On the night of 30 November 1936, a fire tore through the palace, burning so brightly it was seen in eight counties. 100,000 people watched the Crystal Palace’s destruction in 1936.  Amongst them was Winston Churchill, who called it ‘the end of an era’.  By morning all that remained of Joseph Paxton’s masterpiece was red hot steel and pools of molten glass. Although the Crystal Palace Company attempted to maintain the park as a going-concern, the Trustees of the company were disbanded in 1951 and the park was given to London County Council.  With the building lost and the park very much altered, the models are the most visible evidence of the ‘experiment in visual education’ that lay at the heart of the Crystal Palace scheme. 


Today, the models are largely known for their inaccuracy.

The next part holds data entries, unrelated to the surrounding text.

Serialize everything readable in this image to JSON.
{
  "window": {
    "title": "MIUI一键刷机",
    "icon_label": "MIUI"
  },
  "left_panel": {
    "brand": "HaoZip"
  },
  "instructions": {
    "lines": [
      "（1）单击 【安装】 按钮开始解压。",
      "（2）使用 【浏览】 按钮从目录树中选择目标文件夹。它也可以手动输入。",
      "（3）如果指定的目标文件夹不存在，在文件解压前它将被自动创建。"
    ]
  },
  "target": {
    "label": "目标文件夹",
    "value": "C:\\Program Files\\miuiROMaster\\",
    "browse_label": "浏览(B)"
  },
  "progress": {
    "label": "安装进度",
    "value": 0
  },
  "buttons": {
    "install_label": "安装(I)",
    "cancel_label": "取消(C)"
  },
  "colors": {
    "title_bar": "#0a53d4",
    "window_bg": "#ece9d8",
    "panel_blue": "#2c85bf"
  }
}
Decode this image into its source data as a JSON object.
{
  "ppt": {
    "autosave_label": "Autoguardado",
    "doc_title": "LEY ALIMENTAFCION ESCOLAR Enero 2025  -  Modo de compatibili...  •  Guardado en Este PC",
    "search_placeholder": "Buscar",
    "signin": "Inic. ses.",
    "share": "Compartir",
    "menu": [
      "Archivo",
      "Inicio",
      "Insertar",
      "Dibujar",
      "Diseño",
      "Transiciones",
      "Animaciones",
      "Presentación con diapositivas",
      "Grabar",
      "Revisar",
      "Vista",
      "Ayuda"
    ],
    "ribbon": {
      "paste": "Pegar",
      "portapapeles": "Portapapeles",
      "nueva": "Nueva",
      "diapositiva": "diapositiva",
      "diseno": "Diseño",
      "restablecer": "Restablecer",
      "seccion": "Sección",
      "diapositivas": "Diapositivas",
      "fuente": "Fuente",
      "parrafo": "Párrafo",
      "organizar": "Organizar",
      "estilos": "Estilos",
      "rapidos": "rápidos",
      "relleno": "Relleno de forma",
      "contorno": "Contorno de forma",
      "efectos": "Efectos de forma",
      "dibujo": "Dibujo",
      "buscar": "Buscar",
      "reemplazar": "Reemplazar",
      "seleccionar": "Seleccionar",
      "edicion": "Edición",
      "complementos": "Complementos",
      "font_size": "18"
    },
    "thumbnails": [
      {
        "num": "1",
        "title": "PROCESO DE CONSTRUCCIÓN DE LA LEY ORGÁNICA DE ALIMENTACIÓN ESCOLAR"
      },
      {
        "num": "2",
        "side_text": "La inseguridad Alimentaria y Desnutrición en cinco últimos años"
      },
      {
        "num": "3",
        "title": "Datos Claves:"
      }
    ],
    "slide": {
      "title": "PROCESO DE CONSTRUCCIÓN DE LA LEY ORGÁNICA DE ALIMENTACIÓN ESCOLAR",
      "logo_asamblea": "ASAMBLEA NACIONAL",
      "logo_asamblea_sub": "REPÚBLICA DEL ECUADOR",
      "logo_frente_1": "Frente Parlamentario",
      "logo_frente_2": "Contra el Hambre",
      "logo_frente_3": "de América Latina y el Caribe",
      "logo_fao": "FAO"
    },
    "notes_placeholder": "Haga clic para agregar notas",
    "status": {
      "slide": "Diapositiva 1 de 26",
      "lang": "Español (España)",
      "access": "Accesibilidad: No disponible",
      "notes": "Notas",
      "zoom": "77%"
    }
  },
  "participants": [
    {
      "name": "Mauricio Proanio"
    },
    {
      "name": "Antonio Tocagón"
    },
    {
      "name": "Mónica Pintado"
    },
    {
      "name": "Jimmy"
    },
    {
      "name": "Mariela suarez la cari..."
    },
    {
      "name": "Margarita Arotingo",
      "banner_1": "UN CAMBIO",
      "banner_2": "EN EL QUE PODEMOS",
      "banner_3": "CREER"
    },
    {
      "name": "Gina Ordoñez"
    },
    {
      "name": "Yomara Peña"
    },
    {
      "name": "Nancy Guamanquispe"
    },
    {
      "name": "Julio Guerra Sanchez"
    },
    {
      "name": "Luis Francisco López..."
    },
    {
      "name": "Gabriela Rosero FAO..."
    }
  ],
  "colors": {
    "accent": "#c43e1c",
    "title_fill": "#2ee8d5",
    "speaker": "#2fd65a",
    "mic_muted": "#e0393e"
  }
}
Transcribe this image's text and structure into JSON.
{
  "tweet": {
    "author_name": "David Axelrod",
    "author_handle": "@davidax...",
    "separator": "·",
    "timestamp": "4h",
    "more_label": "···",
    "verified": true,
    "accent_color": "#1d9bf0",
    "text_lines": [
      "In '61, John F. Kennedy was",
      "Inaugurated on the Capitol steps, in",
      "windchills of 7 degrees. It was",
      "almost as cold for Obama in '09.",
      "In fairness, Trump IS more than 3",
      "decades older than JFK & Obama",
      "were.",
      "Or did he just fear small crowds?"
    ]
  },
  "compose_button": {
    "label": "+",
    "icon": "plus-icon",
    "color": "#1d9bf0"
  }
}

It is undeniable that they quickly became outmoded, but it is their outmodedness that now makes them so valuable.  By studying past attempts to communicate science we get our best record of contemporary understanding, and in setting their ideas about these animals literally in stone, Hawkins and Owen created a unique record of the state of scientific understanding at the time. Though our understanding has since advanced it does not make their attempt less valid. Rather, it shows that our understanding of the natural world is never definitive, but subject to change.  But equally any restoration or interpretation can be superseded.  A gallery or model can be outmoded after a few years or even sooner. There will always a requirement to review, more to discover and more to communicate to others.